Tunisia begins security drive after beach massacre

Tunisia said it started deploying armed police around tourist sites today after last week’s massacre at a beach resort, as authorities finished identifying all 38 foreigners killed in the jihadist attack.

A British military plane carrying home eight bodies of its nationals killed in the assault arrived in Britain, as Tunisia’s health ministry confirmed that 30 Britons were among the dead.

While armed police were deployed to guard the beach at Port El Kantaoui where the attack took place, no new officers could be seen at key sites around Tunis including the Carthage Museum, AFP journalists said.

On Friday, 23-year-old Seifeddine Rezgui went on a bloody rampage in the popular Port El Kantaoui resort, shooting dead 38 foreign tourists with a Kalashnikov assault rifle at the five-star Riu Imperial Marhaba hotel.

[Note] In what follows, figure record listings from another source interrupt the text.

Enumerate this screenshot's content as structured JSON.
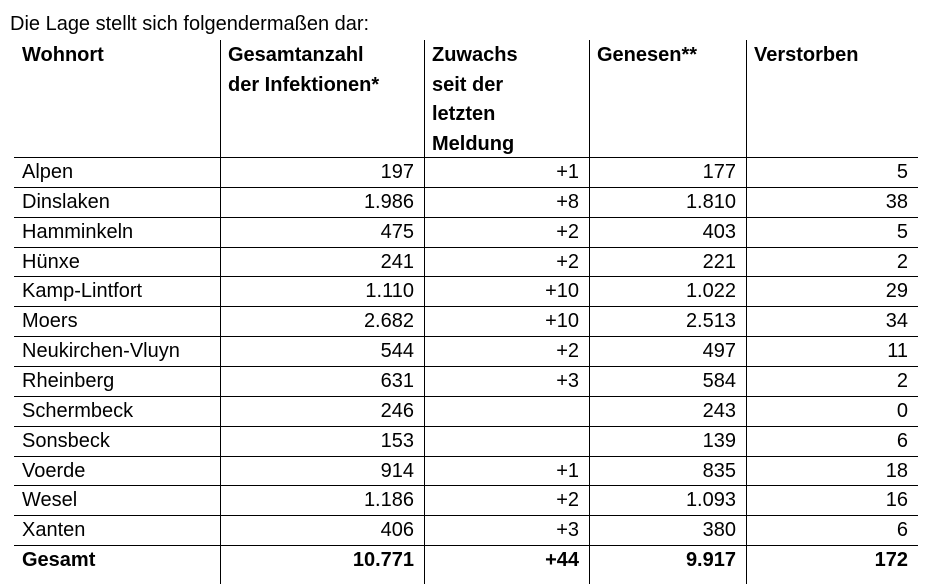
{
  "intro": "Die Lage stellt sich folgendermaßen dar:",
  "table": {
    "header": [
      [
        "Wohnort"
      ],
      [
        "Gesamtanzahl",
        "der Infektionen*"
      ],
      [
        "Zuwachs",
        "seit der",
        "letzten",
        "Meldung"
      ],
      [
        "Genesen**"
      ],
      [
        "Verstorben"
      ]
    ],
    "rows": [
      [
        "Alpen",
        "197",
        "+1",
        "177",
        "5"
      ],
      [
        "Dinslaken",
        "1.986",
        "+8",
        "1.810",
        "38"
      ],
      [
        "Hamminkeln",
        "475",
        "+2",
        "403",
        "5"
      ],
      [
        "Hünxe",
        "241",
        "+2",
        "221",
        "2"
      ],
      [
        "Kamp-Lintfort",
        "1.110",
        "+10",
        "1.022",
        "29"
      ],
      [
        "Moers",
        "2.682",
        "+10",
        "2.513",
        "34"
      ],
      [
        "Neukirchen-Vluyn",
        "544",
        "+2",
        "497",
        "11"
      ],
      [
        "Rheinberg",
        "631",
        "+3",
        "584",
        "2"
      ],
      [
        "Schermbeck",
        "246",
        null,
        "243",
        "0"
      ],
      [
        "Sonsbeck",
        "153",
        null,
        "139",
        "6"
      ],
      [
        "Voerde",
        "914",
        "+1",
        "835",
        "18"
      ],
      [
        "Wesel",
        "1.186",
        "+2",
        "1.093",
        "16"
      ],
      [
        "Xanten",
        "406",
        "+3",
        "380",
        "6"
      ]
    ],
    "total": [
      "Gesamt",
      "10.771",
      "+44",
      "9.917",
      "172"
    ]
  }
}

It was the second attack on tourists in Tunisia claimed by the Islamic State group in just three months, after IS said it was behind a March attack on the National Bardo Museum in Tunis that killed 22 people.

In its wake, Tunisian authorities vowed new heightened security measures, including 1,000 armed officers to reinforce tourism police — who will be armed for the first time — at hotels, beaches and other attractions.

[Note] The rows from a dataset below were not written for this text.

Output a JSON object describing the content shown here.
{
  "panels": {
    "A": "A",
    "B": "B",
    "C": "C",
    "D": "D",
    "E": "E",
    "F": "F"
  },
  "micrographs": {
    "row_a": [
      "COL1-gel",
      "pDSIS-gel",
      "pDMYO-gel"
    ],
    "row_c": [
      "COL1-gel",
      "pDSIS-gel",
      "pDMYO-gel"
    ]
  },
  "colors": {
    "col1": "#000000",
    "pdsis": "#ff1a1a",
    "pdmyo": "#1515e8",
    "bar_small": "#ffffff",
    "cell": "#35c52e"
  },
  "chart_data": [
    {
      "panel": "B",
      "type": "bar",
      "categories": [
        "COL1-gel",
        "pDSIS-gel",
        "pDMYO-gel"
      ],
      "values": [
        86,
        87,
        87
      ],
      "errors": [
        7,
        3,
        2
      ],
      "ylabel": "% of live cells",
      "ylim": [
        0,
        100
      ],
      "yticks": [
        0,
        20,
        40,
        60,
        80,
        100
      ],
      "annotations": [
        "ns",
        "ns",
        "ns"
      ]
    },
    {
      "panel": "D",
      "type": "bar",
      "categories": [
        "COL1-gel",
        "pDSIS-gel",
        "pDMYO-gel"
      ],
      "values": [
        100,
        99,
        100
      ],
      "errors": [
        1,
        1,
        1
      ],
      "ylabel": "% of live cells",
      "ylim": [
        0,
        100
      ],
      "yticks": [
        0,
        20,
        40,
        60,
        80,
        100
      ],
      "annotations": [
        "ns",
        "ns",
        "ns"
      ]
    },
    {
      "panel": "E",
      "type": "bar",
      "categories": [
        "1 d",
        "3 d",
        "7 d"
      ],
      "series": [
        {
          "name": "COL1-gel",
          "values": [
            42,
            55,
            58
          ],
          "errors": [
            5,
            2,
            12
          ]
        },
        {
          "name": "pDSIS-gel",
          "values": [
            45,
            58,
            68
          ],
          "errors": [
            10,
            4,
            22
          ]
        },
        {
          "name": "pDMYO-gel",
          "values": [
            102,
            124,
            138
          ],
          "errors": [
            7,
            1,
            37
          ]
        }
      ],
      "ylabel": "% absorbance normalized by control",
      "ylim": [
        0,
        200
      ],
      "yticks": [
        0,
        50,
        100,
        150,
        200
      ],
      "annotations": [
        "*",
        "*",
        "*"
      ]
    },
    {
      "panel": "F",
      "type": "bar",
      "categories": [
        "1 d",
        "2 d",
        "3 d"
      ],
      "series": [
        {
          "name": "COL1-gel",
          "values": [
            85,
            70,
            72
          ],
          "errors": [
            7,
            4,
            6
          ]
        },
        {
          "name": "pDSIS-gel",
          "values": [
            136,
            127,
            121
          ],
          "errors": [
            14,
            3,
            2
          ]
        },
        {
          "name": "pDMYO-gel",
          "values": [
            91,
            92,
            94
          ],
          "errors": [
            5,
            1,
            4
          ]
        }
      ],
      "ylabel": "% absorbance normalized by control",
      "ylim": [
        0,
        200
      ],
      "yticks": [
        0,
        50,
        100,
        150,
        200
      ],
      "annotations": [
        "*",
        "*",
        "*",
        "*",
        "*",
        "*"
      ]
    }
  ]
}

“This morning, we started to deploy and armed police will be in hotels within the hour,” interior ministry spokesman Mohamed Ali Aroui told AFP.

Wearing T-shirts marked “Tourism police”, armed officers on quadbikes patrolled the beach of the Imperial hotel, as well as other sites nearby, AFP journalists said.

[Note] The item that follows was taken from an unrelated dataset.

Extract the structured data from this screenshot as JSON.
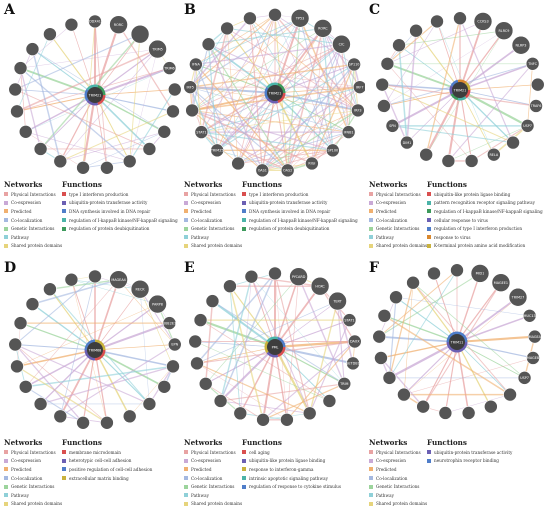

But at the site of the ancient city of Carthage, the beaches at Gammarth and the stunning Sidi Bou Said neighbourhood outside Tunis, no new deployment could be seen all day, nor had security been boosted around Tunis International Airport.

Asked about this absence, Aroui refused to comment.

Several witnesses said the beach attack lasted more than 30 minutes before the gunman was shot dead, but officials say police were on the scene much sooner.

President Beji Caid Essebsi told French radio authorities that Tunis had not expected beaches to be targeted.

The health ministry said today it had identified all 38 victims, most of them Britons.

The bodies of eight Britons were flown today to a Royal Air Force station north of London, in a solemn ceremony reminiscent of the repatriation of fallen soldiers.

The bodies arrived at RAF Brize Norton northwest of London, where white-gloved pall-bearers in Royal Air Force uniforms linked arms to carry each coffin to a hearse waiting near the runway.